Saturday, July 07, 2007

Last Word

My absolutely last word on school integration (I hope). Why don't school districts just impliment a pure lottery system to school assignment? Everyone would have an absolutely equal chance of being screwed.

No Sympathy

Supreme Court - School Integration: What Will We Tell Our Children?:

Amid the lawyers, policymakers and pundits debating the implications of Thursday’s U.S. Supreme Court ruling striking down the Louisville and Seattle voluntary school integration plans, came the soulful plea of an African-American mother. Interviewed on National Public Radio, Mary Myers of Louisville explained how the ruling against her local officials’ efforts to racially balance their schools may well jeopardize her two children’s school assignments and educational opportunities. Ms. Myer’s children, ages 13 and 16, had benefited from the defeated desegregation plan because it had allowed them to attend racially diverse public schools outside of their community. Had they and their peers attended neighborhood schools, Ms. Myers noted, they would not have been exposed to people of different racial and cultural backgrounds and they would not be prepared for the incredibly diverse and global society they will soon inherit. When asked about her response to the decision, this 49-year-old mother sounded fed up: “Leave these children alone. Let them go to school together…. They have to go into the workforce and work together.”
If Ms. Myers is so concerned about exposure to diversity, then why does she live in a neighborhood that doesn't have any? Also how does sending her kids to the local suburban school prepare her kids for a "incredibly diverse and global society"? Do they have a lot more foreign kids in the suburbs? Maybe she should find a school or neighborhood with a large Hispanic population.

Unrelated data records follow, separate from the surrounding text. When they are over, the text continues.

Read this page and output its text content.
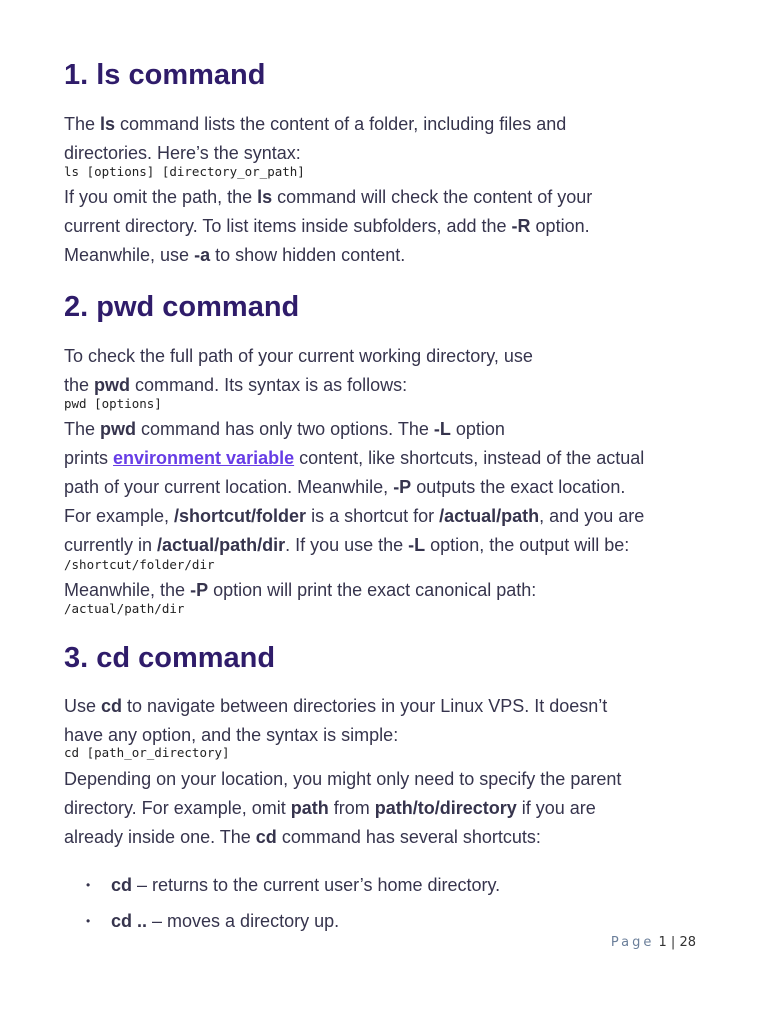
1. ls command

The ls command lists the content of a folder, including files and
directories. Here’s the syntax:

ls [options] [directory_or_path]

If you omit the path, the ls command will check the content of your
current directory. To list items inside subfolders, add the -R option.
Meanwhile, use -a to show hidden content.

2. pwd command

To check the full path of your current working directory, use
the pwd command. Its syntax is as follows:

pwd [options]

The pwd command has only two options. The -L option
prints environment variable content, like shortcuts, instead of the actual
path of your current location. Meanwhile, -P outputs the exact location.
For example, /shortcut/folder is a shortcut for /actual/path, and you are
currently in /actual/path/dir. If you use the -L option, the output will be:

/shortcut/folder/dir

Meanwhile, the -P option will print the exact canonical path:

/actual/path/dir
3. cd command

Use cd to navigate between directories in your Linux VPS. It doesn’t
have any option, and the syntax is simple:

cd [path_or_directory]

Depending on your location, you might only need to specify the parent
directory. For example, omit path from path/to/directory if you are
already inside one. The cd command has several shortcuts:

• cd – returns to the current user’s home directory.
• cd .. – moves a directory up.
Page 1 | 28
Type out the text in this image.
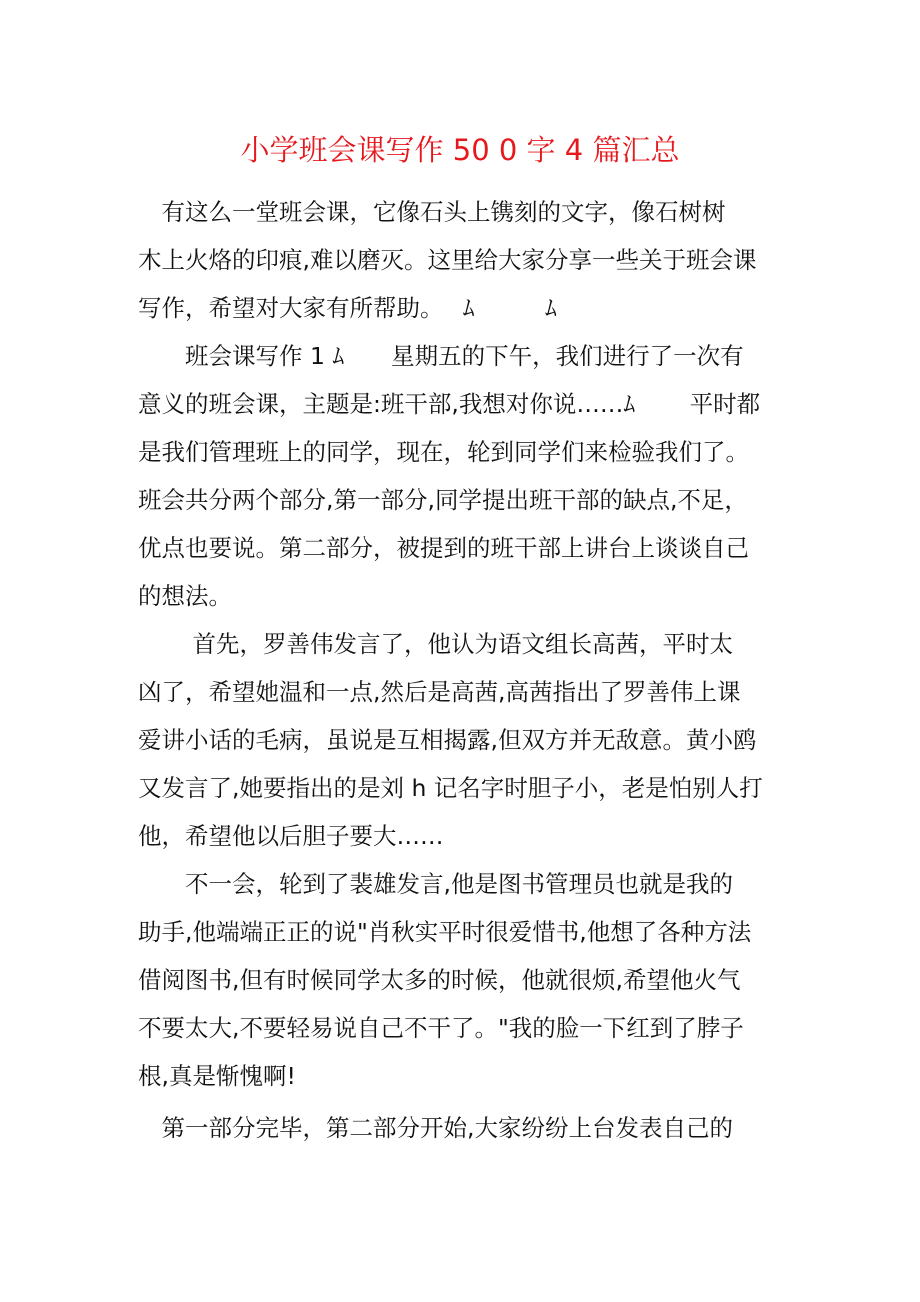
小学班会课写作 50 0 字 4 篇汇总

　有这么一堂班会课，它像石头上镌刻的文字，像石树树

木上火烙的印痕,难以磨灭。这里给大家分享一些关于班会课

写作，希望对大家有所帮助。　 ﾑ　　　ﾑ

　　班会课写作 1 ﾑ　　星期五的下午，我们进行了一次有

意义的班会课，主题是:班干部,我想对你说……ﾑ　　 平时都

是我们管理班上的同学，现在，轮到同学们来检验我们了。

班会共分两个部分,第一部分,同学提出班干部的缺点,不足，

优点也要说。第二部分，被提到的班干部上讲台上谈谈自己

的想法。

　　 首先，罗善伟发言了，他认为语文组长高茜，平时太

凶了，希望她温和一点,然后是高茜,高茜指出了罗善伟上课

爱讲小话的毛病，虽说是互相揭露,但双方并无敌意。黄小鸥

又发言了,她要指出的是刘 h 记名字时胆子小，老是怕别人打

他，希望他以后胆子要大……

　　不一会，轮到了裴雄发言,他是图书管理员也就是我的

助手,他端端正正的说"肖秋实平时很爱惜书,他想了各种方法

借阅图书,但有时候同学太多的时候，他就很烦,希望他火气

不要太大,不要轻易说自己不干了。"我的脸一下红到了脖子

根,真是惭愧啊!

　第一部分完毕，第二部分开始,大家纷纷上台发表自己的
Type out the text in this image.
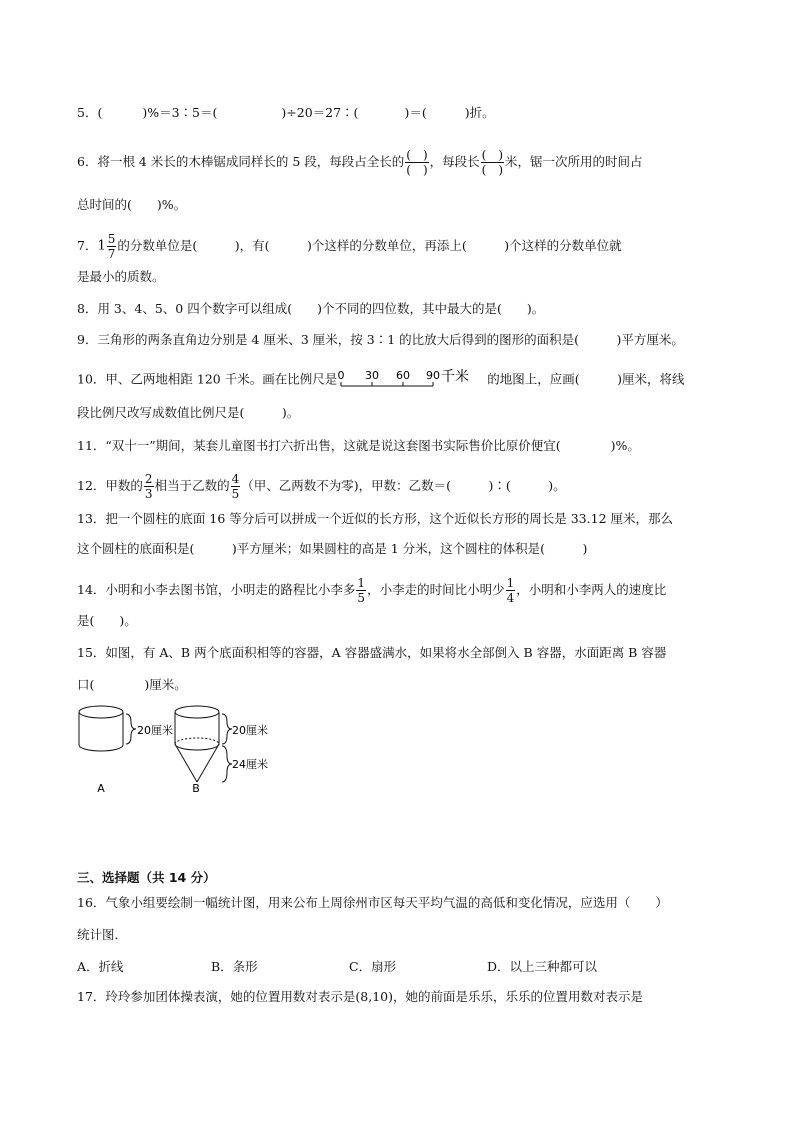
5．(	)%＝3∶5＝(	)÷20＝27∶(	)＝(	)折。
6．将一根 4 米长的木棒锯成同样长的 5 段，每段占全长的 $\frac{( )}{( )}$ ，每段长 $\frac{( )}{( )}$ 米，锯一次所用的时间占
总时间的(　　)%。
7．$1 \frac{5}{7}$ 的分数单位是(　　　)，有(　　　)个这样的分数单位，再添上(　　　)个这样的分数单位就
是最小的质数。
8．用 3、4、5、0 四个数字可以组成(　　)个不同的四位数，其中最大的是(　　)。
9．三角形的两条直角边分别是 4 厘米、3 厘米，按 3∶1 的比放大后得到的图形的面积是(　　　)平方厘米。
10．甲、乙两地相距 120 千米。画在比例尺是 0 30 60 90 千米 的地图上，应画(　　　)厘米，将线
段比例尺改写成数值比例尺是(　　　)。
11．“双十一”期间，某套儿童图书打六折出售，这就是说这套图书实际售价比原价便宜(　　　　)%。
12．甲数的 $\frac{2}{3}$ 相当于乙数的 $\frac{4}{5}$ （甲、乙两数不为零)，甲数：乙数＝(　　　)∶(　　　)。
13．把一个圆柱的底面 16 等分后可以拼成一个近似的长方形，这个近似长方形的周长是 33.12 厘米，那么
这个圆柱的底面积是(　　　)平方厘米；如果圆柱的高是 1 分米，这个圆柱的体积是(　　　)
14．小明和小李去图书馆，小明走的路程比小李多 $\frac{1}{5}$ ，小李走的时间比小明少 $\frac{1}{4}$ ，小明和小李两人的速度比
是(　　)。
15．如图，有 A、B 两个底面积相等的容器，A 容器盛满水，如果将水全部倒入 B 容器，水面距离 B 容器
口(　　　　)厘米。
20厘米	20厘米
24厘米
A	B
三、选择题（共 14 分）
16．气象小组要绘制一幅统计图，用来公布上周徐州市区每天平均气温的高低和变化情况，应选用（　　）
统计图．
A．折线	B．条形	C．扇形	D．以上三种都可以
17．玲玲参加团体操表演，她的位置用数对表示是(8,10)，她的前面是乐乐，乐乐的位置用数对表示是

Arguments for race based school integration policies are a lot stronger if they concentrate on school inequities, instead of relying on straight "diversity" arguments, unless of course the community and parents have made a documented proactive concentrate effort to end neighborhood ethnic clustering. Then again, assigning people where to live based on race would be unconstitutional.

p.s. spare me any arguments about Ms. Myers not being able to afford to live anywhere else, I have been to Louisville and there are plenty of poor white neighborhoods.

Update: I want to be clear that I absolutely support integration efforts as long as they don't explicitly take into account an individual students race. Economic integration... love it, school choice... love it, magnet schools... give me more, but I would be beyond pissed off if I was told that my kid couldn't attend a school for no other reason than his race. Of course I consciously chose to live in a diverse neighborhood with integrated schools.

Weak NCLB Growth Models

There are many critics of NCLB. Some people complain that it causes states to lower standards, others complain that it's unrealistic, still others say that it lacks funding, while others complain that "tests" don't really measure learning and the whole premise is wrong.

To counter some of these arguments, several states have been approved to use so called growth model formulas, including my future home state of Alaska (45 days and counting). When I first heard of the concept, I was pretty excited, after all I figured that growth models would make it harder for school districts to ignore students who already meet the low expectations that is required of them.

I was wrong.

Alaska's growth model only uses growth if a student doesn't meet standards. In other words if little Johnny scores two grades below grade level, Alaska can still get credit for him passing as long as he is on target to pass the test within the next few years, or by 10th grade. 3rd graders and 10th graders must test on target.

So basically, there is still no incentive to improve performance of those already making the grade.

I need to find a state that sets their education target at ensuring all kids make AT LEAST one year of progress in one year of school.

Oh well, NCLB is a crappy law but it's less crappy than nothing. I am so pragmatic.